The way sampling works is understood to be as reading the value of the analog signal at a specific, infinitely narrow point in time. Perhaps a better approach would be to consider reading the area of the entire slice of the analog signal between the last sample and the current sample. This way, sampling a 1.0 right before the edge of the rectangular waveform would contribute a little to the sample value, while sampling a -1.0 considerable time after the edge would contribute a lot, thus naturally yielding a point which is between the two extreme values. Would this solve the problem? Does such an algorithm exist? Has anyone ever tried it?
Please note that I have posted this question here as opposed to dsp.stackexchange.com because I do not want to receive answers with preposterous jargon like band-limiting, harmonics and low-pass filters, lagrange interpolations, DC compensations, etc. and I do not want answers that come from the purely analog world or the purely theoretical outer space and have no chance of ever receiving a practical and efficient implementation using a digital computer.
I am a programmer, not a sound engineer, and in my little programmer's world, things are simple: I have an array of samples which must all be between -1.0 and 1.0, and will be played at a certain rate (44100 samples per second.) I have arithmetic operations and trigonometric functions at my disposal, I can describe lines and use simple linear interpolation, and I need to generate the samples extremely efficiently because the generation of a dozen waveforms simultaneously and also the mixing of them together may not consume more than 1% of the total CPU time.
I'm not sure but you may have a few of misconceptions about the nature of aliasing. I base this on your putting the term in quotes, and from the following quote:
What this all practically translates to when I look at the generated
waveform is that the samples-per-second value is not an exact multiple
of the waves-per-second value, so each wave does not have an even
number of samples, which in turn means that the number of samples at
level 1.0 is often not equal to the number of samples at level -1.0.
The samples/sec and waves/sec don't have to be exact multiples at all! One can play back all pitches below the Nyquist. So I'm not clear what your thinking on this is.
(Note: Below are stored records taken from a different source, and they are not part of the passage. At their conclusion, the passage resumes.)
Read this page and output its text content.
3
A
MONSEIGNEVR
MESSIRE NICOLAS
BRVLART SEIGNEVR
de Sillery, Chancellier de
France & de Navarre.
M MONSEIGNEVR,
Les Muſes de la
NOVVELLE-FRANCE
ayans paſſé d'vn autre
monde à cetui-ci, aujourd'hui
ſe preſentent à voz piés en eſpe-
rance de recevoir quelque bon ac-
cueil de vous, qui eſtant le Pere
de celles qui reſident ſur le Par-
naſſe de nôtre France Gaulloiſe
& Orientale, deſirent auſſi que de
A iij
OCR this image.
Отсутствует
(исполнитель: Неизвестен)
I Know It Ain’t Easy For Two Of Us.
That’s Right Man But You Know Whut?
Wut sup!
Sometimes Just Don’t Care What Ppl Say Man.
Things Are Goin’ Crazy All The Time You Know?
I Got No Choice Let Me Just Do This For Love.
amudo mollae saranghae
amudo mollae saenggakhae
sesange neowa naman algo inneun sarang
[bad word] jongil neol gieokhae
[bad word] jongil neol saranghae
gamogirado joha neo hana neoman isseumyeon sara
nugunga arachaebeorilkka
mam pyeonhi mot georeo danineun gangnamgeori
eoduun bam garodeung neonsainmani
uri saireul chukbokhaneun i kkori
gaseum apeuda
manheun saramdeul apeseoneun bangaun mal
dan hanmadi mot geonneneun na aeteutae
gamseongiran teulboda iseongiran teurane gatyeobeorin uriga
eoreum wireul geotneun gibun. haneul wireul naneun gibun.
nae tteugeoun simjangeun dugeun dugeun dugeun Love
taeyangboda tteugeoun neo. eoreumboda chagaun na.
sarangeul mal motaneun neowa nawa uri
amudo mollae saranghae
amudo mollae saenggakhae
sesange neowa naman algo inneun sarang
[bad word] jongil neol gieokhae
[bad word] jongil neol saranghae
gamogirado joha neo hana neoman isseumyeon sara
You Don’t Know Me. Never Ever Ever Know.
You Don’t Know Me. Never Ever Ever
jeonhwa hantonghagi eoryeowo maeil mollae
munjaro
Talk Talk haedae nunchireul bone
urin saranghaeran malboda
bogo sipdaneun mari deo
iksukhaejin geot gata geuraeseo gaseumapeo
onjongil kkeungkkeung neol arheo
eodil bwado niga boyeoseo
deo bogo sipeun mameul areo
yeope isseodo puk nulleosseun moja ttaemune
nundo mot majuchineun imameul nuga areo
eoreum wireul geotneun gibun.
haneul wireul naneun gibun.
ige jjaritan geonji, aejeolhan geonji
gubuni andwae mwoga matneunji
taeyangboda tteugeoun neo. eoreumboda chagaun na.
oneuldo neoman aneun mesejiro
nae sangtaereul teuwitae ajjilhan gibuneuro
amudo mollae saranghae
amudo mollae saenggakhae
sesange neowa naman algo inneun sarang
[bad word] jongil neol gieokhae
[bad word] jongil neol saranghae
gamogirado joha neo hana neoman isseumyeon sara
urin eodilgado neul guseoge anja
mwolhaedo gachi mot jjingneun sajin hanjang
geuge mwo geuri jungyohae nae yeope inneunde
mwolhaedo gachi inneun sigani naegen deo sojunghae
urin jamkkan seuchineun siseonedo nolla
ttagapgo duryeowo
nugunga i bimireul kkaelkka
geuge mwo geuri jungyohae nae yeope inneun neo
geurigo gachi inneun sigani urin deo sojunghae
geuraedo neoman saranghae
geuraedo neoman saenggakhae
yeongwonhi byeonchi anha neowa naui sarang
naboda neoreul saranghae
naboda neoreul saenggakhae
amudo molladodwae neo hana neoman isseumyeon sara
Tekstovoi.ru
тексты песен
The characteristic sound of a square wave arises from the presence of odd harmonics, e.g., with a note of 440 (A5), the square wave sound could be generated by combining sines of 440, 1320, 2200, 3080, 3960, etc. progressing in increments of 880. This begs the question, how many odd harmonics? We could go to infinity, theoretically, for the sharpest possible corner on our square wave. If you simply "draw" this in the audio stream, the progression will continue well beyond the Nyquist number.
But there is a problem in that harmonics that are higher than the Nyquist value cannot be accurately reproduced digitally. Attempts to do so result in aliasing. So, to get as good a sounding square wave as the system is able to produce, one has to avoid the higher harmonics that are present in the theoretically perfect square wave.
I think the most common solution is to use a low-pass filtering algorithm. The computations are definitely more cpu-intensive than just calculating sine waves (or doing FM synthesis, which was my main interest). I am also weak on the math for DSP and concerned about cpu expense, and so, avoided this approach for long time. But it is quite viable and worth an additional look, imho.
Another approach is to use additive synthesis, and include as many sine harmonics as you need to get the tonal quality you want. The problem then is that the more harmonics you add, the more computation you are doing. Also, the top harmonics must be kept track of as they limit the highest note you can play. For example if using 10 harmonics, the note 500Hz would include content at 10500 Hz. That's below the Nyquist value for 44100 fps (which is 22050 Hz). But you'll only be able to go up about another octave (doubles everything) with a 10-harmonic wave and little more before your harmonic content goes over the limit and starts aliasing.
Instead of computing multiple sines on the fly, another solution you might consider is to instead create a set of lookup tables (LUTs) for your square wave. To create the values in the table, iterate through and add the values from the sine harmonics that will safely remain under the Nyquist for the range in which you use the given table. I think a table of something like 1024 values to encode a single period could be a good first guess as to what would work.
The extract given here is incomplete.